To conduct financial transactions on the Q.T., rogue states increasingly look to Ethereum as their preferred blockchain. Virgil Griffith, a former researcher with the Ethereum Foundation, was given a 63-month prison term in April for his 2019 trip to North Korea, where he gave officials instructions on how to “circumvent the current restrictions.”
The break is over
While some of these same critics nevertheless complied with the blacklisting out of fear that they too would discover the foolishness of defying federal authorities, prominent “crypto” bros like Kraken’s Jesse Powell condemned OFAC’s targeting of Tornado Cash and the associated blacklisting of Ethereum addresses that utilized the service.
Following the OFAC announcement, Circle, a member of the organization that creates the U.S. Dollar Coin stablecoin, froze a sizable amount of USDC linked to sanctioned addresses, inciting screams of outrage from the “code is law” crowd.
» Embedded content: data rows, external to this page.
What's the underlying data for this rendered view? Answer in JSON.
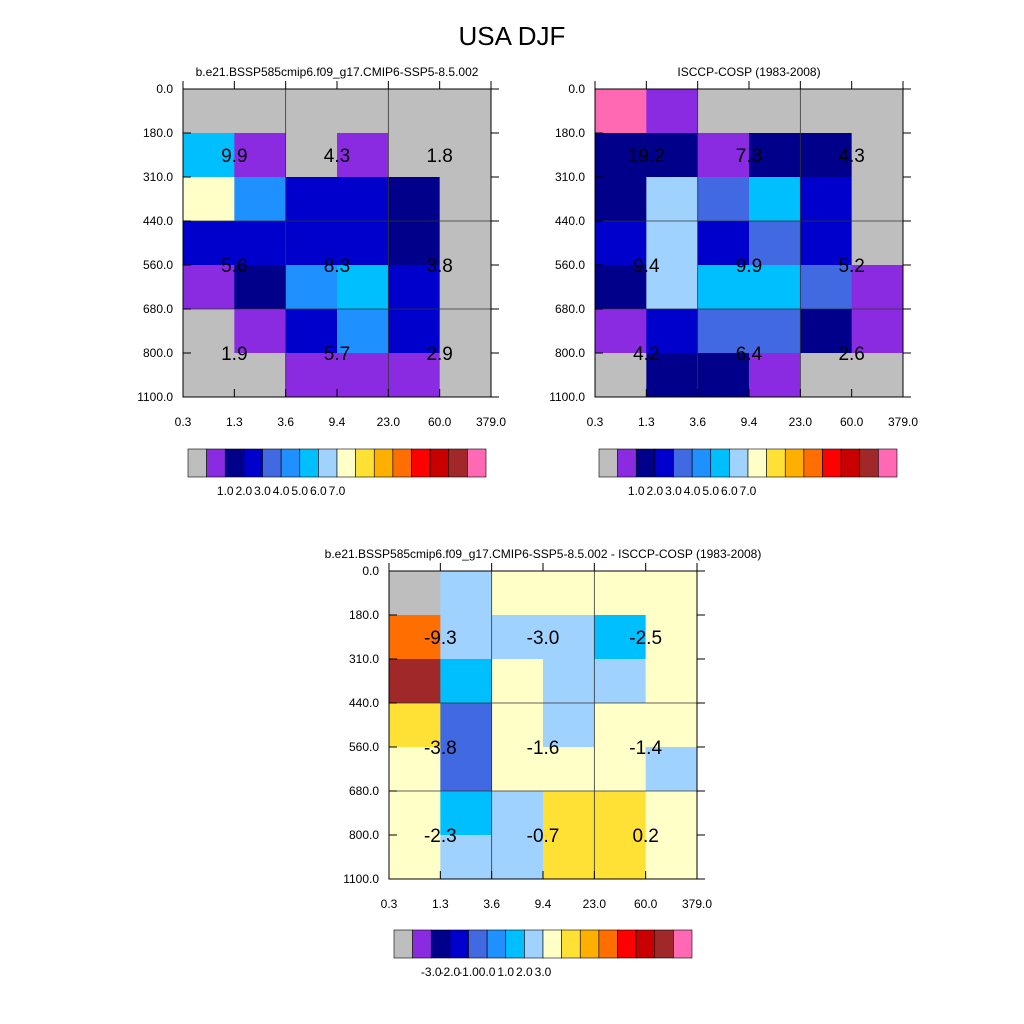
{
  "title": "USA DJF",
  "chart_data": [
    {
      "type": "heatmap",
      "title": "b.e21.BSSP585cmip6.f09_g17.CMIP6-SSP5-8.5.002",
      "x_ticks": [
        "0.3",
        "1.3",
        "3.6",
        "9.4",
        "23.0",
        "60.0",
        "379.0"
      ],
      "y_ticks": [
        "0.0",
        "180.0",
        "310.0",
        "440.0",
        "560.0",
        "680.0",
        "800.0",
        "1100.0"
      ],
      "cells": [
        [
          0,
          0,
          0,
          0,
          0,
          0
        ],
        [
          6,
          1,
          0,
          1,
          0,
          0
        ],
        [
          8,
          5,
          3,
          3,
          2,
          0
        ],
        [
          3,
          3,
          3,
          3,
          2,
          0
        ],
        [
          1,
          2,
          5,
          6,
          3,
          0
        ],
        [
          0,
          1,
          3,
          5,
          3,
          0
        ],
        [
          0,
          0,
          1,
          1,
          1,
          0
        ]
      ],
      "labels": [
        [
          "9.9",
          "4.3",
          "1.8"
        ],
        [
          "5.6",
          "8.3",
          "3.8"
        ],
        [
          "1.9",
          "5.7",
          "2.9"
        ]
      ],
      "colorbar_ticks": [
        "1.0",
        "2.0",
        "3.0",
        "4.0",
        "5.0",
        "6.0",
        "7.0"
      ]
    },
    {
      "type": "heatmap",
      "title": "ISCCP-COSP (1983-2008)",
      "x_ticks": [
        "0.3",
        "1.3",
        "3.6",
        "9.4",
        "23.0",
        "60.0",
        "379.0"
      ],
      "y_ticks": [
        "0.0",
        "180.0",
        "310.0",
        "440.0",
        "560.0",
        "680.0",
        "800.0",
        "1100.0"
      ],
      "cells": [
        [
          15,
          1,
          0,
          0,
          0,
          0
        ],
        [
          2,
          2,
          1,
          2,
          2,
          0
        ],
        [
          2,
          7,
          4,
          6,
          3,
          0
        ],
        [
          3,
          7,
          3,
          4,
          3,
          0
        ],
        [
          2,
          7,
          6,
          6,
          4,
          1
        ],
        [
          1,
          3,
          4,
          4,
          2,
          1
        ],
        [
          0,
          2,
          2,
          1,
          0,
          0
        ]
      ],
      "labels": [
        [
          "19.2",
          "7.3",
          "4.3"
        ],
        [
          "9.4",
          "9.9",
          "5.2"
        ],
        [
          "4.2",
          "6.4",
          "2.6"
        ]
      ],
      "colorbar_ticks": [
        "1.0",
        "2.0",
        "3.0",
        "4.0",
        "5.0",
        "6.0",
        "7.0"
      ]
    },
    {
      "type": "heatmap",
      "title": "b.e21.BSSP585cmip6.f09_g17.CMIP6-SSP5-8.5.002 - ISCCP-COSP (1983-2008)",
      "x_ticks": [
        "0.3",
        "1.3",
        "3.6",
        "9.4",
        "23.0",
        "60.0",
        "379.0"
      ],
      "y_ticks": [
        "0.0",
        "180.0",
        "310.0",
        "440.0",
        "560.0",
        "680.0",
        "800.0",
        "1100.0"
      ],
      "cells": [
        [
          0,
          7,
          8,
          8,
          8,
          8
        ],
        [
          11,
          7,
          7,
          7,
          6,
          8
        ],
        [
          14,
          6,
          8,
          7,
          7,
          8
        ],
        [
          9,
          4,
          8,
          7,
          8,
          8
        ],
        [
          8,
          4,
          8,
          8,
          8,
          7
        ],
        [
          8,
          6,
          7,
          9,
          9,
          8
        ],
        [
          8,
          7,
          7,
          9,
          9,
          8
        ]
      ],
      "labels": [
        [
          "-9.3",
          "-3.0",
          "-2.5"
        ],
        [
          "-3.8",
          "-1.6",
          "-1.4"
        ],
        [
          "-2.3",
          "-0.7",
          "0.2"
        ]
      ],
      "colorbar_ticks": [
        "-3.0",
        "-2.0",
        "-1.0",
        "0.0",
        "1.0",
        "2.0",
        "3.0"
      ]
    }
  ],
  "colors": {
    "palette": [
      "#bebebe",
      "#8a2be2",
      "#00008b",
      "#0000cd",
      "#4169e1",
      "#1e90ff",
      "#00bfff",
      "#a0d2ff",
      "#ffffc8",
      "#ffe135",
      "#ffaf00",
      "#ff6e00",
      "#ff0000",
      "#c80000",
      "#a02828",
      "#ff69b4"
    ]
  }
}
However, Circle is a U.S.-based corporation (as is Kraken), which makes it extremely vulnerable to backlash should it be perceived as openly defying American authorities.
Tether, a competitor of Circle’s, has stated this week that it is not a U.S. person, does not operate in the United States, and does not accept U.S. citizens as customers. Tether is the largest stablecoin by market cap, but not by reserve assets. Tether then made an attempt to score some brownie points with the crypto community by asserting that it was “holding firm” and not “unilaterally freezing” USDT tokens in privately owned digital wallets associated with alleged criminal activities.
Tether, however, quickly lost its self-flattering bluster when it acknowledged that it had not yet received any direct requests from American authorities regarding Tornado-linked wallets despite the fact that it “normally complies” with such requests. To put it another way, Tether is a proud and tall device until it is asked to bend the knee, at which point it collapses like a cheap hooker who was punched in the stomach by a fat man with open sores on his face.
Of course, if blockchain-based entities want to one day leave their underground ghettos and take a permanent position in the mainstream finance sector, they shouldn’t have any trouble complying with legal requests to reduce criminal activity. But time and time again, crypto bros choose to act out in public, yelling that they want to stay at the playground all the time.
Since it was built from the ground up to work with financial authorities and within existing systems, Bitcoin SV (BSV) is essentially unique among blockchains. This allows it to avoid fruitless discussions about dismantling and replacing the financial and legal systems as we know them. Code is not law; law is law, after all. As Nicholas Weaver recently put it, those who insist otherwise will OFAC Around and Find Out.